Berlin (kath.net/pl) „Schon eine Ausnahmeregelung für den durch Angehörige oder Ärzte assistierten Suizid würde für das Lebensende einen völlig neuartigen Erwartungs- und Entscheidungshorizont eröffnen. Wenn lebenserhaltende Therapie und unterstützter Selbstmord als gleichwertige Alternativen gesehen werden, wird der Patient, der sich für die Lebenserhaltung entscheidet, den Angehörigen und der Gesellschaft gegenüber dafür begründungspflichtig.“ „Es darf nicht ein Gesetz vorgelegt werden, das den Tod jederzeit verfügbar macht.“ Darauf wies der Bundestagsabgeordnete Prof. Patrick Sensburg (Archivfoto) im kath.net-Interview hin. Der CDU-Politiker hat gemeinsam mit den Abgeordneten Thomas Dörflinger und Hubert Hüppe einen Gesetzentwurf zur Sterbehilfe vorgelegt. Dieser Entwurf war als einziger im Gutachten des Wissenschaftlichen Dienstes des Deutschen Bundestages nicht kritisiert worden, die anderen drei Gesetzentwürfe hatte der Wissenschaftliche Dienst als nicht verfassungskonform eingestuft. Sensburg stellte gegenüber kath.net weiter fest: „Das Gutachten des Wissenschaftlichen Dienstes kann die Diskussion nun nochmals auf besondere Weise voranbringen und ich hoffe, dass mehr Abgeordnete nun unseren Entwurf unterstützen.“

kath.net: Im Ringen um die Sterbehilfegesetzgebung hat der Wissenschaftliche Dienst des Deutschen Bundestages jeden Gesetzentwurf außer dem von Ihnen vertretenen sehr empfindlich kritisiert. Hat Sie dies überrascht?

MdB Prof. Patrick Sensburg: Die Regeln zur Suizidbeihilfe müssen klar und hinreichend formuliert werden, so wie das im Entwurf Sensburg/Dörflinger/Hüppe der Fall ist. Dass die anderen Regelungen, die an vielen Stellen etwas ungenau sind, diese Kriterien nicht erfüllen, hat mich nicht überrascht. Die hauptsächliche Kritik richte ich aber gegen den Inhalt der anderen Entwürfe.

kath.net: Bisher hatten manche Beobachter dem Entwurf von Brand/Griese die größten Chancen zugesprochen und immerhin sprach sich dieser Entwurf bereits deutlich gegen organisierte Sterbehilfe aus. Warum halten Sie diesen Entwurf doch nicht für ausreichend?


Sensburg: Der Entwurf Brand/Griese regelt letztlich nur das Verbot der organisierten Sterbehilfe. Das bedeutet aber, dass ein junger Mensch, der gerade an Liebekummer leidet, ein Sterbemittel erhalten kann. Und dies obwohl sein Schmerz vielleicht wirklich nur vorübergehend ist. Manchmal ist das nur ein spontaner Wunsch. Hier darf nicht ein Gesetz vorgelegt werden, das den Tod jederzeit verfügbar macht.

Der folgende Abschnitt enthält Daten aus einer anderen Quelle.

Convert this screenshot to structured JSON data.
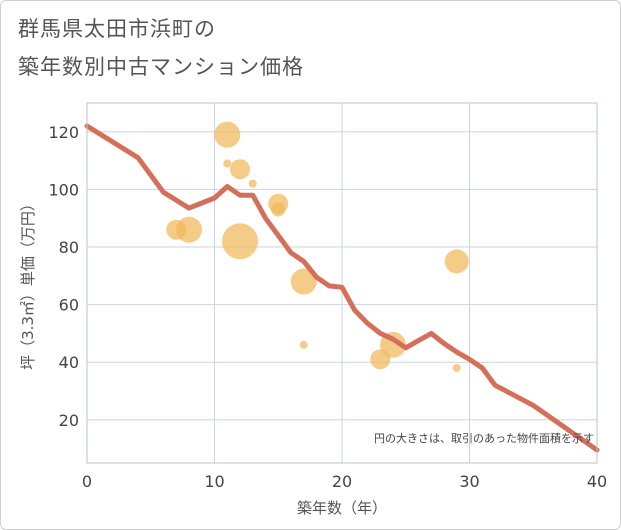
{
  "header": {
    "title_line1": "群馬県太田市浜町の",
    "title_line2": "築年数別中古マンション価格"
  },
  "chart_data": {
    "type": "scatter",
    "title": "群馬県太田市浜町の築年数別中古マンション価格",
    "xlabel": "築年数（年）",
    "ylabel": "坪（3.3㎡）単価（万円）",
    "xlim": [
      0,
      40
    ],
    "ylim": [
      5,
      130
    ],
    "x_ticks": [
      0,
      10,
      20,
      30,
      40
    ],
    "y_ticks": [
      20,
      40,
      60,
      80,
      100,
      120
    ],
    "grid": true,
    "note": "円の大きさは、取引のあった物件面積を示す",
    "bubble_color": "#f0b85a",
    "line_color": "#d4705a",
    "bubbles": [
      {
        "x": 7,
        "y": 86,
        "size": 10
      },
      {
        "x": 8,
        "y": 86,
        "size": 13
      },
      {
        "x": 11,
        "y": 119,
        "size": 13
      },
      {
        "x": 11,
        "y": 109,
        "size": 4
      },
      {
        "x": 12,
        "y": 107,
        "size": 10
      },
      {
        "x": 12,
        "y": 82,
        "size": 18
      },
      {
        "x": 13,
        "y": 102,
        "size": 4
      },
      {
        "x": 15,
        "y": 95,
        "size": 10
      },
      {
        "x": 15,
        "y": 93,
        "size": 7
      },
      {
        "x": 17,
        "y": 68,
        "size": 13
      },
      {
        "x": 17,
        "y": 46,
        "size": 4
      },
      {
        "x": 23,
        "y": 41,
        "size": 10
      },
      {
        "x": 24,
        "y": 46,
        "size": 13
      },
      {
        "x": 29,
        "y": 75,
        "size": 12
      },
      {
        "x": 29,
        "y": 38,
        "size": 4
      }
    ],
    "trend": {
      "x": [
        0,
        4,
        6,
        8,
        10,
        11,
        12,
        13,
        14,
        15,
        16,
        17,
        18,
        19,
        20,
        21,
        22,
        23,
        24,
        25,
        26,
        27,
        28,
        29,
        30,
        31,
        32,
        35,
        40
      ],
      "y": [
        122,
        111,
        99,
        93.5,
        97,
        101,
        98,
        98,
        90,
        84,
        78,
        75,
        69.5,
        66.5,
        66,
        58,
        53.5,
        50,
        48,
        45,
        47.5,
        50,
        46.5,
        43.5,
        41,
        38,
        32,
        25,
        9.5
      ]
    }
  }
}
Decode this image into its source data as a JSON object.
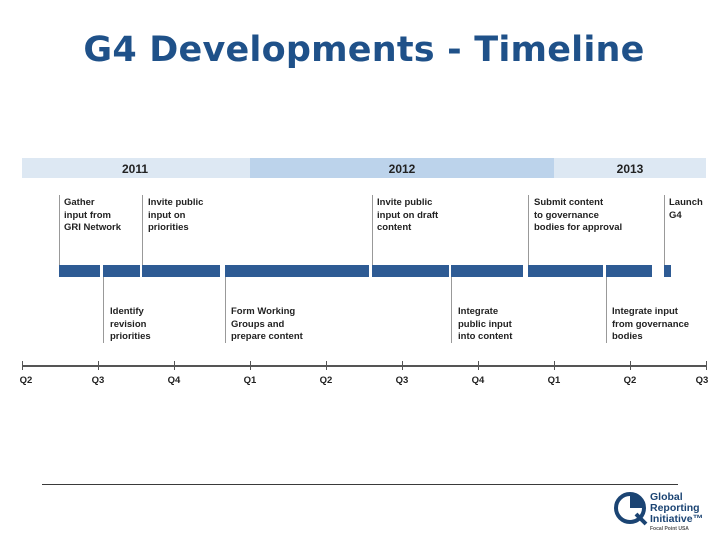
{
  "title": "G4 Developments - Timeline",
  "years": [
    "2011",
    "2012",
    "2013"
  ],
  "quarters": [
    "Q2",
    "Q3",
    "Q4",
    "Q1",
    "Q2",
    "Q3",
    "Q4",
    "Q1",
    "Q2",
    "Q3"
  ],
  "events_top": [
    "Gather\ninput from\nGRI Network",
    "Invite public\ninput on\npriorities",
    "Invite public\ninput on draft\ncontent",
    "Submit content\nto governance\nbodies for approval",
    "Launch\nG4"
  ],
  "events_bottom": [
    "Identify\nrevision\npriorities",
    "Form Working\nGroups and\nprepare content",
    "Integrate\npublic input\ninto content",
    "Integrate input\nfrom governance\nbodies"
  ],
  "colors": {
    "title": "#1f5189",
    "bar": "#2e5b94",
    "year_band_light": "#dde8f3",
    "year_band_mid": "#bcd3eb"
  },
  "logo": {
    "line1": "Global",
    "line2": "Reporting",
    "line3": "Initiative™",
    "sub": "Focal Point USA"
  }
}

kath.net: Die Abgeordneten sind in einer Phase der Entscheidungsbildung, ebenso wird das Thema Sterbehilfe ja auch in unserer Gesellschaft durchaus aufmerksam diskutiert. Könnte aus der Kritik des Wissenschaftlichen Dienstes eine weitere Sensibilisierung für das Thema und für die Achtung vor dem Leben erwachsen?

Sensburg: Das Thema Suizidassistent ist ohnehin ein sehr wichtiges Thema in der Gesellschaft. Interessanterweise sind 93 Prozent der Bürger der Ansicht, es wäre verboten, Suizidbeihilfe zu leisten. Recht und Rechtsempfinden klaffen in dieser Frage also weit auseinander. Bereits in der letzten Legislaturperiode wurde dieses Thema diskutiert.

Wir nehmen die Ansätze aus der letzten Legislaturperiode wieder auf und versuchen, Rechtsgefühl und tatsächliche rechtliche Regelung wieder zusammenzubringen.

Das Gutachten des Wissenschaftlichen Dienstes kann die Diskussion nun nochmals auf besondere Weise voranbringen und ich hoffe, dass mehr Abgeordnete nun unseren Entwurf unterstützen.

kath.net: Was benennen Sie als die Vorzüge des Entwurfes, den Sie mit den Bundestagsabgeordneten Dörflinger und Hüppe ausgearbeitet haben? Immerhin wurde ja vom Wissenschaftlichen Dienst kein Jota an ihm kritisiert!

Sensburg: Unser Entwurf richtet sich grundsätzlich gegen eine Erlaubnis zur Hilfe beim Selbstmord.

In den meisten Fällen wird die Verantwortung auf den Arzt geschoben werden, wenn Angehörige den Tod eines Familienmitglieds in der letzten Lebensphase wollen. Sie selber werden nur in seltenen Fällen selbst das Sterbemittel auswählen wollen und es dann so zur Verfügung stellen, wie es mit Blick z.B. auf eine Krankheit notwendig ist.

Nicht der Sterbende wird dann die Entscheidung treffen, sondern der Arzt, ob er ein Sterbemittel zur Verfügung stellt oder nicht.

Dies entspricht aber nicht dem Berufsverständnis von Ärzten. Sie wollen heilen, nicht töten.

Nach welchen Kriterien soll ein Arzt denn auch die Entscheidung treffen? In den übrigen Gesetzesentwürfen steht hierzu nichts und das jeweilige Einzelschicksal lässt sich in einem Gesetz, das immer generell-abstrakt ist, ja auch nicht regeln.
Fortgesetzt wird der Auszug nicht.